When is it the case that $\sum_{k=0}^nf(n,k) = \int_{\mathbf{R}}f(n,x) \, \mathrm{d}x$?

Question

Some context: over the past two weeks, I have been solving an integral. I completed it last night. However, I just realized that I have essentially shown $$\sum_{k=0}^nf(n,k) = \int_{\mathbf{R}}f(n,x) \, \mathrm{d}x$$ Where $n$ is a fixed non-negative integer.

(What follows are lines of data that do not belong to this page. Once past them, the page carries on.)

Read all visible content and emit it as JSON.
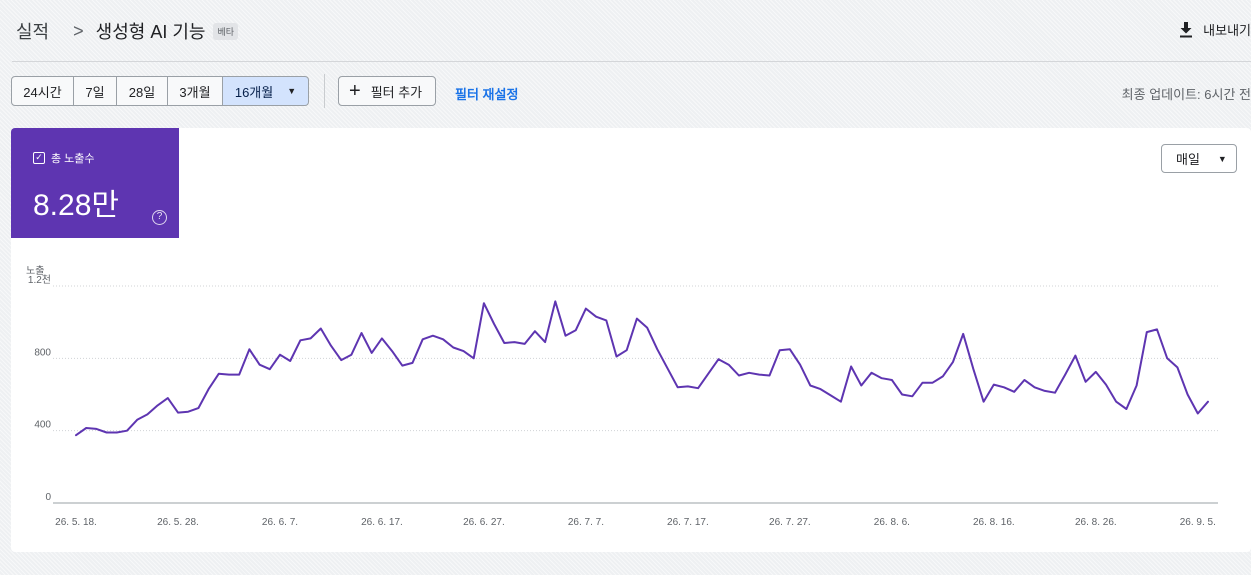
{
  "breadcrumb": {
    "root": "실적",
    "separator": ">",
    "current": "생성형 AI 기능",
    "badge": "베타"
  },
  "header": {
    "export_label": "내보내기",
    "export_icon": "download-icon"
  },
  "toolbar": {
    "ranges": [
      "24시간",
      "7일",
      "28일",
      "3개월",
      "16개월"
    ],
    "selected_range": "16개월",
    "add_filter_label": "필터 추가",
    "reset_filter_label": "필터 재설정",
    "last_update": "최종 업데이트: 6시간 전"
  },
  "metric": {
    "label": "총 노출수",
    "value": "8.28만",
    "checked": true,
    "color": "#5e35b1"
  },
  "interval": {
    "label": "매일"
  },
  "chart_data": {
    "type": "line",
    "ylabel": "노출",
    "ytick_labels": [
      "0",
      "400",
      "800",
      "1.2천"
    ],
    "yticks": [
      0,
      400,
      800,
      1200
    ],
    "ylim": [
      0,
      1200
    ],
    "xtick_labels": [
      "26. 5. 18.",
      "26. 5. 28.",
      "26. 6. 7.",
      "26. 6. 17.",
      "26. 6. 27.",
      "26. 7. 7.",
      "26. 7. 17.",
      "26. 7. 27.",
      "26. 8. 6.",
      "26. 8. 16.",
      "26. 8. 26.",
      "26. 9. 5."
    ],
    "x_start": "26. 5. 18.",
    "grid": true,
    "series": [
      {
        "color": "#5e35b1",
        "values": [
          375,
          415,
          410,
          390,
          390,
          400,
          460,
          490,
          540,
          580,
          500,
          505,
          525,
          630,
          715,
          710,
          710,
          850,
          765,
          740,
          820,
          785,
          900,
          910,
          965,
          870,
          790,
          820,
          940,
          830,
          910,
          840,
          760,
          775,
          905,
          925,
          905,
          860,
          840,
          800,
          1105,
          990,
          885,
          890,
          880,
          950,
          890,
          1115,
          925,
          955,
          1075,
          1030,
          1010,
          810,
          845,
          1020,
          970,
          850,
          745,
          640,
          645,
          635,
          715,
          795,
          765,
          705,
          720,
          710,
          705,
          845,
          850,
          765,
          650,
          630,
          595,
          560,
          755,
          650,
          720,
          690,
          680,
          600,
          590,
          665,
          665,
          700,
          780,
          935,
          740,
          560,
          655,
          640,
          615,
          680,
          640,
          620,
          610,
          710,
          815,
          670,
          725,
          655,
          560,
          520,
          650,
          945,
          960,
          800,
          750,
          600,
          495,
          560
        ]
      }
    ]
  }
}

My question: let $f(t,x)$ be an everywhere-differentiable real-valued function of $x$ where $t$ is a non-negative integer. Further, let it be such that $f(t,x)$ cannot be written as $g(t)h(x)$. Is there any general way to go about determining whether $$\sum_{k=0}^nf(n,k) = \int_{\mathbf{R}}f(n,x) \, \mathrm{d}x$$ For all $n=0,1,2 \dots$? I ask because I can find quite a few functions which both do and do not satisfy the above, and am wondering whether the the work I just did was unnecessary.

Answer 1

Your formula looks to encompass arithmetic formulas like this one :

$$\sum_{k=1}^n f(k)=\dfrac{n(n+1)}{2}=\int_{\tfrac12}^{n+\tfrac12} f(x)\mathrm{d}x \ \ \ \ \text{where} \ \ \ \ f(x):=x. \tag{1}$$

(more exactly $f(x)=x$ for $\tfrac12 \leq x \leq n+\tfrac12$ and $f(x)=0$ elsewhere).

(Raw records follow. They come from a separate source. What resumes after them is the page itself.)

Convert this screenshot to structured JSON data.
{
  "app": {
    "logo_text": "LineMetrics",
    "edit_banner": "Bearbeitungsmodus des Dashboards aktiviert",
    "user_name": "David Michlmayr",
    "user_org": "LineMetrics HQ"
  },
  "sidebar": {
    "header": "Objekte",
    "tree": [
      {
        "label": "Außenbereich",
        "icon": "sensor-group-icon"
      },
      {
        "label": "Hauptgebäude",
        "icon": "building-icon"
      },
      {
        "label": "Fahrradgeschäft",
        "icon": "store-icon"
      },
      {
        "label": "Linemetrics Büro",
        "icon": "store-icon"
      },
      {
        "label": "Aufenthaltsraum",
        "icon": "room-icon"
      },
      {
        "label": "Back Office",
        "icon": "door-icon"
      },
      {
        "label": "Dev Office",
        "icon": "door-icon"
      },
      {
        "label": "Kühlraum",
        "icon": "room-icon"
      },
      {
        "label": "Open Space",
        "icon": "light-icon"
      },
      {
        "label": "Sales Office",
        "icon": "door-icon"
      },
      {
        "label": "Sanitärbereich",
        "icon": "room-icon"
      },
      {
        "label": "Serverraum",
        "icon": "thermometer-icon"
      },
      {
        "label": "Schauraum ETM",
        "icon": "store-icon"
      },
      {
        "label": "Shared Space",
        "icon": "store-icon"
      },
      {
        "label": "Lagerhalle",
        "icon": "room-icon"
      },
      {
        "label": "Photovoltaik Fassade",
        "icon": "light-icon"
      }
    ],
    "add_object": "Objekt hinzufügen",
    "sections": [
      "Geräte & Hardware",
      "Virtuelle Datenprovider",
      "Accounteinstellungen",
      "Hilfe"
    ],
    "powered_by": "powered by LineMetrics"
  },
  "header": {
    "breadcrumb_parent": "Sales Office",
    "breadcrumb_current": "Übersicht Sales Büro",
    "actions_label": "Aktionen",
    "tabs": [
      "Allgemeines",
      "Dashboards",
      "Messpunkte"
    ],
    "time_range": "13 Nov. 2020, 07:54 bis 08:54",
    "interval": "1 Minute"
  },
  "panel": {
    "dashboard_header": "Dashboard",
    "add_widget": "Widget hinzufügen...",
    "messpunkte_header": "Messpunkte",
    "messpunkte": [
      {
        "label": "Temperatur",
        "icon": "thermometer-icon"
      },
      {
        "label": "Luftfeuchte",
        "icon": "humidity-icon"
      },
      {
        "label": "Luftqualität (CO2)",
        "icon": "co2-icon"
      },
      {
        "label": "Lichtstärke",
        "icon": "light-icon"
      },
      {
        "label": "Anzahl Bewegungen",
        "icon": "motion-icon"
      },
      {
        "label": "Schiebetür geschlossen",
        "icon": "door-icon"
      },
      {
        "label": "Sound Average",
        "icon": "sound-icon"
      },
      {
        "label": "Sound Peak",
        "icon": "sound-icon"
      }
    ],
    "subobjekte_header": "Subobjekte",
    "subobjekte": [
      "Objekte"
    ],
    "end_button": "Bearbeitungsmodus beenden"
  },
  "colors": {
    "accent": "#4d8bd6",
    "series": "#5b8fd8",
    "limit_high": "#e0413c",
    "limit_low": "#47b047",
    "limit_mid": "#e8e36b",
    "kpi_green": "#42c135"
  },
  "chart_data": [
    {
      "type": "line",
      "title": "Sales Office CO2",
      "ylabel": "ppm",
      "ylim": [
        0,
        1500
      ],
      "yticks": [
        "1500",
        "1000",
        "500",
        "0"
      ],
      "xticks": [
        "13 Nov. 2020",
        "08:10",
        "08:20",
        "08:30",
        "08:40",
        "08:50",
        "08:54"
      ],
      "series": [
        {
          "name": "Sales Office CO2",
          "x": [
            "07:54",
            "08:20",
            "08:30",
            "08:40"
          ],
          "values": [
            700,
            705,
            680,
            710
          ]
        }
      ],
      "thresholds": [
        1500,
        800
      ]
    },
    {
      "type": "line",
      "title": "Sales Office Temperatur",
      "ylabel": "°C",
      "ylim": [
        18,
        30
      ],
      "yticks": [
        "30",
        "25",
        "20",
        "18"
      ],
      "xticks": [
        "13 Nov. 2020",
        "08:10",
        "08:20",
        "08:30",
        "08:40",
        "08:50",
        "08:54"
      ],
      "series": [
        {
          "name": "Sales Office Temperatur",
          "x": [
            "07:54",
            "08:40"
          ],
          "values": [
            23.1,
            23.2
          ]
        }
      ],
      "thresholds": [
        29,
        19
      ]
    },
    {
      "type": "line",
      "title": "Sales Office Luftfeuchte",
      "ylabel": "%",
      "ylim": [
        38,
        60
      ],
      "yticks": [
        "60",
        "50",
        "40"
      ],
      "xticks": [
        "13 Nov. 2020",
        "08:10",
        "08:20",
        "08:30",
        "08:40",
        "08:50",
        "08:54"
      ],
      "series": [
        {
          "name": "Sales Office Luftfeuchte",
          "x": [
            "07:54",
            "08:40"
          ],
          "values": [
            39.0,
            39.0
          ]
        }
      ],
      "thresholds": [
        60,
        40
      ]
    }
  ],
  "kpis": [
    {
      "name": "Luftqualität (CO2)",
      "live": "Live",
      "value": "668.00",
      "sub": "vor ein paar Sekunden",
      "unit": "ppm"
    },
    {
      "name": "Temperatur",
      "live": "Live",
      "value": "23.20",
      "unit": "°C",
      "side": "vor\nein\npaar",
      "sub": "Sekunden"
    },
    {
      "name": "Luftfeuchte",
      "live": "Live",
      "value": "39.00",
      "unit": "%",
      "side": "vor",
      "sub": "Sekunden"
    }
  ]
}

More generally formulas like (1) can be found by adapting formulas using Bernoulli polynomials $B_n(x)$ (like one can find in this reference):

$$\sum_{k=1}^{n} k^{p}=\int_0^{n+1} B_{p}(x)\mathrm{d}x$$

Besides, could you say which function $f$ you have found fulfilling your equation ?

Answer 2

Identities of this kind are well known and they are consequences of a general theorem for band limited functions. For another example with binomial coefficients see How to prove $\int_{-\infty}^{\infty}\binom{n}{x}^2\binom{2n+x}{x} dx=\binom{2n}{n}^2$ .